This time of year brings such joy to native gardeners as pollinator activity on native plants really picks up and progression of flowering in the garden marches on from one species to the next. As early species decline and start to set seed, we have an opportunity to collect ripe seed from our plants to propagate ourselves and/or distribute to the community. NPI packages and gives out native seeds at our meetings and events all over town. We participated in a Memorial Day weekend Storm Sweep event at the lakefront and gave out lots of seeds there and this weekend we will be giving out over 400 packets of native seeds at the Creole Tomato Fest! Here are some native plants producing seed right now, what to look for and how to collect. Contact us for guidelines if you are collecting extra seed for NPI distribution.
Clasping Coneflower, Dracopis amplexicaulis - This is one of our earliest and easiest native wildflowers to grow. Once you grow it, it’s likely that it will always pop up somewhere in your sunny garden from the many seeds it produces. Seed heads should be completely dry and shatter fairly easily when raked with a fingernail. Paper bags are best for dry storage. Only pack in plastic when COMPLETELY DRY.

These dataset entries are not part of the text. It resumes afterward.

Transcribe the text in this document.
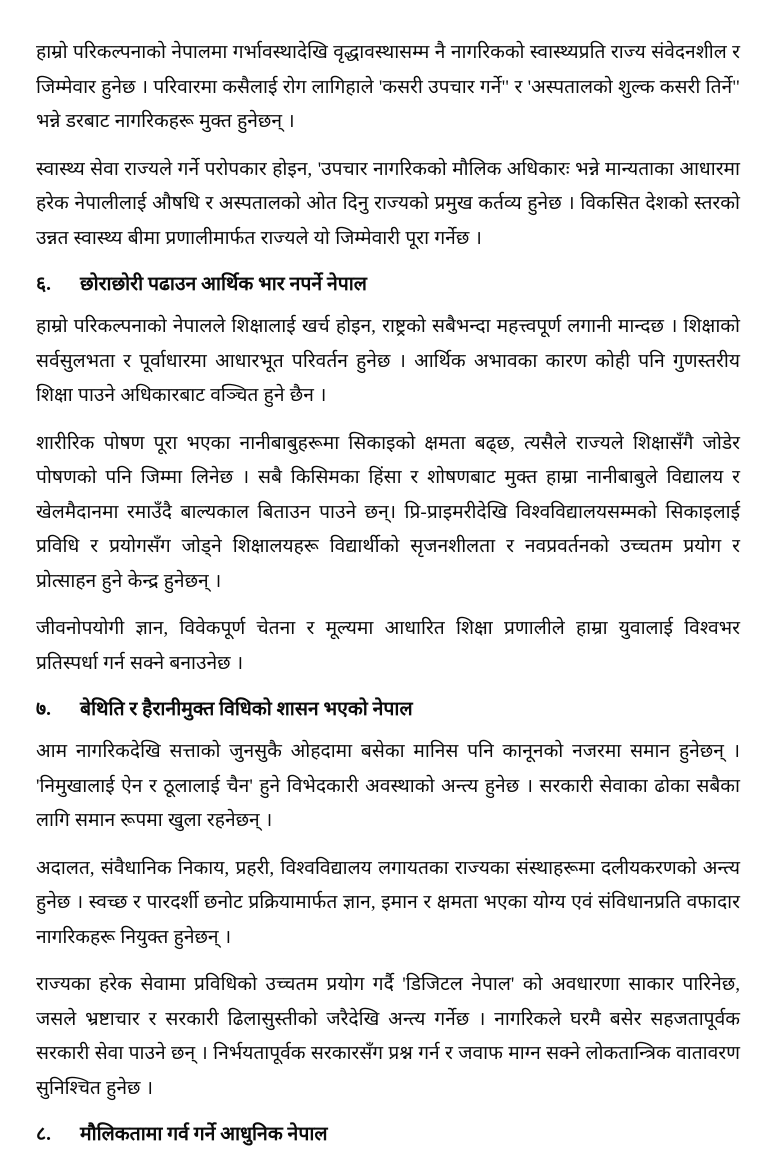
हाम्रो परिकल्पनाको नेपालमा गर्भावस्थादेखि वृद्धावस्थासम्म नै नागरिकको स्वास्थ्यप्रति राज्य संवेदनशील र जिम्मेवार हुनेछ । परिवारमा कसैलाई रोग लागिहाले 'कसरी उपचार गर्ने" र 'अस्पतालको शुल्क कसरी तिर्ने" भन्ने डरबाट नागरिकहरू मुक्त हुनेछन् ।

स्वास्थ्य सेवा राज्यले गर्ने परोपकार होइन, 'उपचार नागरिकको मौलिक अधिकारः भन्ने मान्यताका आधारमा हरेक नेपालीलाई औषधि र अस्पतालको ओत दिनु राज्यको प्रमुख कर्तव्य हुनेछ । विकसित देशको स्तरको उन्नत स्वास्थ्य बीमा प्रणालीमार्फत राज्यले यो जिम्मेवारी पूरा गर्नेछ ।

६.	छोराछोरी पढाउन आर्थिक भार नपर्ने नेपाल

हाम्रो परिकल्पनाको नेपालले शिक्षालाई खर्च होइन, राष्ट्रको सबैभन्दा महत्त्वपूर्ण लगानी मान्दछ । शिक्षाको सर्वसुलभता र पूर्वाधारमा आधारभूत परिवर्तन हुनेछ । आर्थिक अभावका कारण कोही पनि गुणस्तरीय शिक्षा पाउने अधिकारबाट वञ्चित हुने छैन ।

शारीरिक पोषण पूरा भएका नानीबाबुहरूमा सिकाइको क्षमता बढ्छ, त्यसैले राज्यले शिक्षासँगै जोडेर पोषणको पनि जिम्मा लिनेछ । सबै किसिमका हिंसा र शोषणबाट मुक्त हाम्रा नानीबाबुले विद्यालय र खेलमैदानमा रमाउँदै बाल्यकाल बिताउन पाउने छन्। प्रि-प्राइमरीदेखि विश्वविद्यालयसम्मको सिकाइलाई प्रविधि र प्रयोगसँग जोड्ने शिक्षालयहरू विद्यार्थीको सृजनशीलता र नवप्रवर्तनको उच्चतम प्रयोग र प्रोत्साहन हुने केन्द्र हुनेछन् ।

जीवनोपयोगी ज्ञान, विवेकपूर्ण चेतना र मूल्यमा आधारित शिक्षा प्रणालीले हाम्रा युवालाई विश्वभर प्रतिस्पर्धा गर्न सक्ने बनाउनेछ ।

७.	बेथिति र हैरानीमुक्त विधिको शासन भएको नेपाल

आम नागरिकदेखि सत्ताको जुनसुकै ओहदामा बसेका मानिस पनि कानूनको नजरमा समान हुनेछन् । 'निमुखालाई ऐन र ठूलालाई चैन' हुने विभेदकारी अवस्थाको अन्त्य हुनेछ । सरकारी सेवाका ढोका सबैका लागि समान रूपमा खुला रहनेछन् ।

अदालत, संवैधानिक निकाय, प्रहरी, विश्वविद्यालय लगायतका राज्यका संस्थाहरूमा दलीयकरणको अन्त्य हुनेछ । स्वच्छ र पारदर्शी छनोट प्रक्रियामार्फत ज्ञान, इमान र क्षमता भएका योग्य एवं संविधानप्रति वफादार नागरिकहरू नियुक्त हुनेछन् ।

राज्यका हरेक सेवामा प्रविधिको उच्चतम प्रयोग गर्दै 'डिजिटल नेपाल' को अवधारणा साकार पारिनेछ, जसले भ्रष्टाचार र सरकारी ढिलासुस्तीको जरैदेखि अन्त्य गर्नेछ । नागरिकले घरमै बसेर सहजतापूर्वक सरकारी सेवा पाउने छन् । निर्भयतापूर्वक सरकारसँग प्रश्न गर्न र जवाफ माग्न सक्ने लोकतान्त्रिक वातावरण सुनिश्चित हुनेछ ।

८.	मौलिकतामा गर्व गर्ने आधुनिक नेपाल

Spiderwort, Tradescantia -
Spiderworts bloom in a cluster of several flowers at the tips of the stems. The individual flowers bloom in succession, not all at one time, which means they dry and seed matures in succession too. For this reason, to collect seed, you must wait until almost all of the flowers in a terminal cluster have finished and turned brown before pulling off that clump to save seed. Spiderworts are fleshy and the seed pods and leaves surrounding the seeds can hold a lot of moisture. After you pull the end clusters off, leave them out in a flat pan to dry thoroughly before storing in a paper bags. Only pack in plastic when COMPLETELY DRY or you will have a bag of moldy yuck in no time. After harvesting the seed, cut the plant down for a neater look to the garden. Spiderwort looks unattractive at this stage.
Gaillardia pulchella, Blanket flower - Wait for it, …. wait for it, ……this is a plant whose flower heads fade and dry but must be completely brown/gray before the seeds are ripe and easily collected. The seed heads should shatter easily when raked with a fingernail. If they do not, they are not ready to harvest yet.
Coreopsis tinctoria, Tickseed - Another super easy, early native flower. Wait until seed heads are completely brown and dry before breaking apart. Paper bags are best for dry storage. Only pack in plastic when COMPLETELY DRY.